También está la muy real amenaza de nuestra sociedad que
busca absorber y reconvertir todo en forma de artículos de
compra y venta; las empresas petroleras han buscado adueñarse de los
ricos yacimientos que yacen en los territorios con distintas
estrategias, en los 70 la táctica fue irrumpir abruptamente y
esperar que el estruendo de las armas de fuego sea suficiente
argumento disuasivo. 30 años más tarde poco ha cambiado y son las
carreteras dentro del Yasuní las que se usan para cercar a los
pueblos Tagaeri y Taromenane.
Nos encontramos entonces enfrentados a un sistema
económico, político, ideológico que parecería imparable,
imposible de confrontar o detener, un aparato que pasa por encima de
vidas humanas, de ecosistemas naturales sin ningún escrúpulo en su
afán de adueñarse de las riquezas de la tierra. La impotencia
repleta los brazos de los testigos que sienten que no existen
garantías que valgan para detener al monstruo, que el sistema
internacional de DDHH es inservible, que desde la sociedad civil no
existen voces con el poder suficiente de hacer que se respete la
vida.
Los avances en Ecuador en esta materia han sido lentos
pero se han dado, los derechos de los pueblos aislados Tagaeri y
Taromenane, emparentados con el pueblo Waorani han sido recientemente
reconocidos en la Constitución del 2008, tras una larga lucha del
movimiento indígena del país. Su territorio ha sido solo
parcialmente reconocido en la conformación de la Zona Intangible
Tagaeri Taromenane, cuyos límites se establecieron más en
negociación con las empresas petroleras del lugar que en respuesta de
los patrones de movilidad y asentamiento de estos pueblos.
Parte
del territorio Tagaeri/Taromenae, ha sido denominado para la
actividad petrolera como “Campo
Armadillo”
y ejemplifica la historia contemporánea de estos pueblos: El Estado
Ecuatoriano plenamente conocedor y bien informado de la existencia
de clanes Tagaeri/Taromenane en el lugar, decide dar paso a la
explotación petrolera del campo, pese a que estas actividades podría
significar el genocidio de estos pueblos y pasa por encima de la
existencia de garantías y derechos en la Constitución del país, de
ser signatario de tratados y convenios internacionales de DDHH y de
la existencia de medidas cautelares emitidas por la Comisión
Interamericana de DDHH.
Por
añadidura sucesos violentos han ocurrido en Armadillo y fuera de la
Zona Intangible, existen amenazas reales a la vida de los pueblos
indígenas y para las poblaciones colonas aledañas. Las explosiones
de la sísmica de la actividad petrolera habría irritado a los
habitantes ancestrales y estos han salido en defensa de sus
territorios, mientras el Estado es sorprendido por lo “inesperado”

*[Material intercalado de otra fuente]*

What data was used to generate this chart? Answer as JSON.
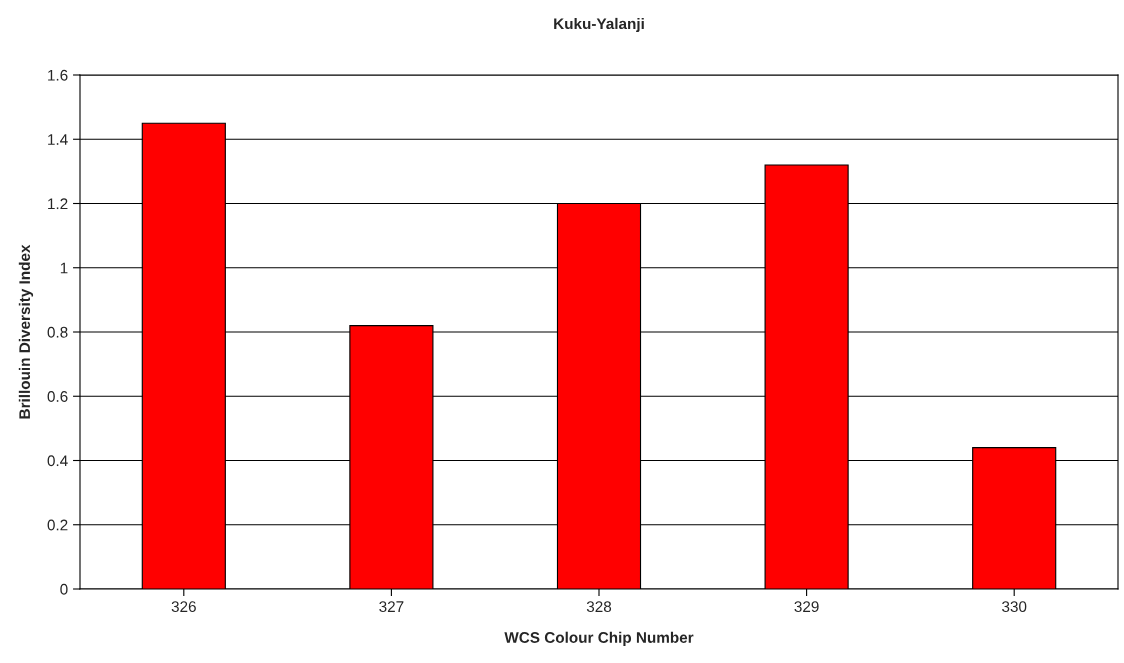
{
  "chart_data": {
    "type": "bar",
    "title": "Kuku-Yalanji",
    "xlabel": "WCS Colour Chip Number",
    "ylabel": "Brillouin Diversity Index",
    "categories": [
      "326",
      "327",
      "328",
      "329",
      "330"
    ],
    "values": [
      1.45,
      0.82,
      1.2,
      1.32,
      0.44
    ],
    "color": "#ff0000",
    "ylim": [
      0,
      1.6
    ],
    "yticks": [
      0,
      0.2,
      0.4,
      0.6,
      0.8,
      1,
      1.2,
      1.4,
      1.6
    ],
    "grid": "y"
  }
}
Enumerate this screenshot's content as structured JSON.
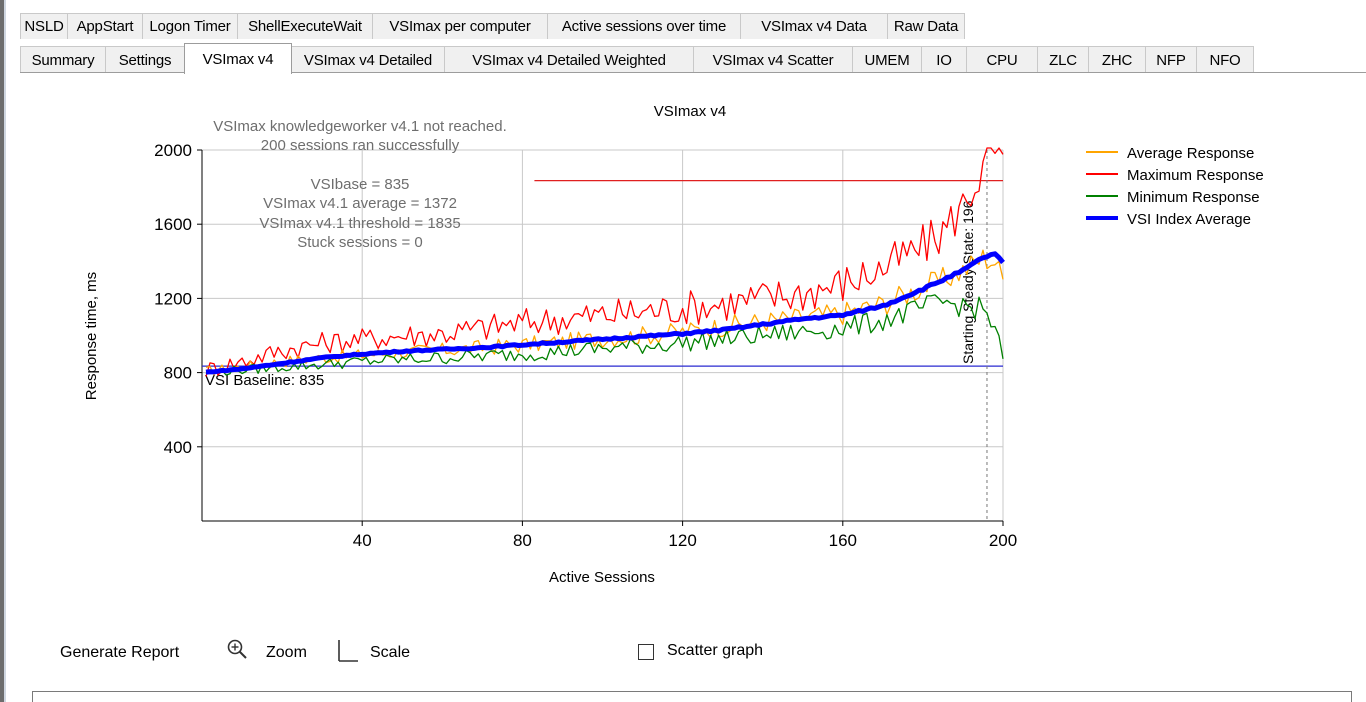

sin herramientas adecuadas para responder, y lo que es peor, apenas
se enfría la noticia en los tabloides, el Ministerio del Ambiente
emite la licencia ambiental para continuar con la actividad petrolera
en la zona.
Los pueblos en aislamiento voluntario son beneficiarios
de medidas cautelares otorgadas por la Comisión Interamericana de
Derechos Humanos, el 10 de mayo del 2006. Estas medidas obligan al
Estado a adoptar acciones de protección, en concreto “El Gobierno
del Ecuador está obligado bajo el artículo 1.1 de la Convención
Americana a respetar y garantizar los derechos humanos de todos los
habitantes del país, incluyendo los Tagaeri-Taromenane y los
restantes Oñamenane.”
La nueva Constitución Política de la República del
Ecuador , en su artículo 57 numeral 21 determina que “Los
territorios de los pueblos en aislamiento voluntario son de posesión
ancestral irreductible e intangible, y en ellos estará vedada todo
tipo de actividad extractiva. El Estado adoptará medidas para
garantizar sus vidas y hacer respetar su autodeterminación y
voluntad de permanecer en aislamiento, y precautelar la observancia
de sus derechos. La violación de estos derechos constituirá delito
de etnocidio que será tipificado por la ley”.
En
vista de lo antes expuesto, el gobierno de Ecuador debe detener de
inmediato todo tipo de explotación petrolera en Armadillo y sus
inmediaciones, las respuestas que deben primar son eminentemente
sociales, incluyendo
la reparación por los daños ambientales ya ocurridos, los del
régimen del buen vivir y sobre todo los del respeto a la condición
de aislamiento de los pueblos Tagaeri y Taromenane.